前作に続きコミカルなタイトルにハードな内容の動物園ミステリー。なぜか公道を走っていたダチョウを捕獲するシーンから物語は始まり、鴇先生の前職の製薬会社の人たちも絡んで少し複雑に展開していく。第二章の監禁、放火事件で一気に盛り上がるが、そんなこととは関係なく自由な動物達の様子がなんとも和む感じです。最終的に鳥インフルエンザにまつわる陰謀にまで発展し緊迫した雰囲気と和む動物たち。桃本を巡るクールな鴇先生、かわいい七森さん、変態服部くん、そして、犬のディオゲネスのライバル関係も今後見逃せなくなりそうで楽しみです。
久しぶりのGシリーズ。最初から誰だか分からない一人称で物語は始まる。劇薬入りの目薬の事件が発生。加部屋は製図の課題に忙しいが、同じ学科で女友達の雨宮と一緒に事件に関わっていく。海月はなぜかC大を辞めて別の大学に行くという。西之園は東京だが、真賀田四季に関しては何かを悟ったようで、あまり関わろうとしない。犀川なんて協力したいくらいとまで言う。加部屋は決意の攻撃に打って出るが、海月は謎の発言。山吹はカヤの外。赤柳は東京で襲われて盗難にあうが…。まあ、ともかくGはまだまだこれからのようで楽しみです。
久しぶりにクラッシャージョウシリーズを読んだ。第11弾だそうです。ジョウ達は水の惑星マルガラスで海底遺跡調査の護衛の依頼を受けるが、マルガラスでの内線に巻き込まれていく。そこで出会った美しい傭兵アプサラと行動を共にしていくうちに、惑星に以前いた異種知的生命体と接触する。まあ派手に盛り上がっていく様子がなんともクラッシャーっぽい感じで懐かしい。アプサラはまた登場して欲しいですね。

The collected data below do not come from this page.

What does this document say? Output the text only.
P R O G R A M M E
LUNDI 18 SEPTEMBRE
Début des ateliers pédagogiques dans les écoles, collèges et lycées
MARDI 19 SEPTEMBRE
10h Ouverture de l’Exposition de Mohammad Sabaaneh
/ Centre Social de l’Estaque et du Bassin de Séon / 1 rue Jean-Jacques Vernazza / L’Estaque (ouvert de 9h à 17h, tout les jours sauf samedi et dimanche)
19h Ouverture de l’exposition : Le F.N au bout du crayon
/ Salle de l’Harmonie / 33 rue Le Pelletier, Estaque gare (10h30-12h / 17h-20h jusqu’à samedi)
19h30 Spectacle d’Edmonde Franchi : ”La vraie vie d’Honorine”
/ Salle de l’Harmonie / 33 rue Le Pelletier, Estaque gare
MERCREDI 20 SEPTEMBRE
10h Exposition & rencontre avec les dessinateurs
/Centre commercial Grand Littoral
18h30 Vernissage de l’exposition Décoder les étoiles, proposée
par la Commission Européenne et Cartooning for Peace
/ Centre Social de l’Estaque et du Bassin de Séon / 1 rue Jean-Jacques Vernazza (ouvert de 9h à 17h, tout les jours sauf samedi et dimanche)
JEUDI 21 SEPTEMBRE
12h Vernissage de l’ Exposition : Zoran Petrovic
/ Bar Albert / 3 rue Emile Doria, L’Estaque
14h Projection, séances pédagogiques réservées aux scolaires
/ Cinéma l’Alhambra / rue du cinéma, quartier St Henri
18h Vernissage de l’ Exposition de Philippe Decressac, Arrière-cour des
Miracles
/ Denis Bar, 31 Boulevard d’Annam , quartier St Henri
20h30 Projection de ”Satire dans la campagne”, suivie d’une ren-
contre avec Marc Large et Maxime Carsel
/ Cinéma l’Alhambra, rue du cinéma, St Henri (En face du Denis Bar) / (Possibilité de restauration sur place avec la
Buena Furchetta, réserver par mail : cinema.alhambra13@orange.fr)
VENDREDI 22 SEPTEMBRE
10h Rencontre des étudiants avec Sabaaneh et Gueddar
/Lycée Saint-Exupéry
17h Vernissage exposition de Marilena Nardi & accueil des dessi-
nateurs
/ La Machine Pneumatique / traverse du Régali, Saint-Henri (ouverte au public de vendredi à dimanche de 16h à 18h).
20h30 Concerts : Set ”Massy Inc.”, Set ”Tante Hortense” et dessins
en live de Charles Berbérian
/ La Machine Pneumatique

なんかもやもやした話があり、その話の終わりに駅前のレストランを予約して、少し前向きになる。それぞれは30ページくらいの短い話が6つの短編集でした。店の名前はハライという人気のレストラン。予想通り、最後の話でそれぞれの人が同じ場所ハライに集うことになる。何かが足りない、誰かが足りないという喪失感を感じる人たち。そんなどこにでもいる現代人たちの話でした。
十字軍物語でも十分な活躍ぶりが描かれていたが、このフリードリッヒ二世は、塩野さんがかなり初期の頃から書きたいと思っていた人物のようです。物語はかの人の幼少期から始まり、若くしてシチリアと神聖ローマ帝国を手中にし、第六次十字軍にてイェルサレム王にもなり、そして法治国家の形成を進めていく姿を描く。法王グレゴリウス九世やアッシジのフランチェスコなども語られる。最後に第二次ロンバルディア戦役の大勝が語られるが、その最後の一文で勝利の女神の嫉妬深いことに触れて上巻は閉じる。パクス・フリデリチアーナは成るのか。
なぜかゆきが海辺の田舎の温泉宿で家庭教師をしていて、その男の子から手紙が届く。それでリマと一緒にその温泉にいく八頭大。まあ、温泉にいくというよりもその地にあるお宝探しがメインのようです。その地で小早川という男に会うが、なにか怪しい感じを読者に与える。その後、なんかよく分からないが凄まじい触手が海でも陸でも襲ってくる。ゆきは酔っ払って役に立たず、リマも触手に影響を受けてしまうので大に眠らされる。壮大な海の怪物の存在をほのめかしてストーリーは閉じた。
さて下巻です。下巻も引き続き、小鳩と瓜野のダブル視点で語られる。小鳩もなんだか調査をしているようですが、瓜野はきっと間違った結論に向かわせれているようだと読者は思う。前作夏期限定に登場の車に火が付けられたりして小佐内ゆきが犯人であるのではという疑惑が読者をおそう。今回の小佐内の復讐は、本人いわく高校に入ってはじめて本当に復讐したそうですが、側からみれば小さなことで、だから普通誰も気づかない。だけど小鳩なら気づく。そして、小佐内は気になって質問した小鳩から栗きんとんをひとつせしめることに成功したのでした。
閉ざされた扉を開けさせまいとする伏見亮輔と、いくつかの違和感から何が起こったかをシミュレーションする碓氷優佳。その頭脳戦が描かれた作品。犯行の動機はイマイチだし、探偵の思惑は理解できないが、まあ、そこはいいじゃないか。倒叙ミステリのザラっとした感じがよいと思いました。
森博嗣さんの100個のつぶやきとその解説らしきもの。こういう考えは突飛だと広くは思われるのかもしれないが、私としては当たり前と思われることが書いてあったって感じ。それだけ。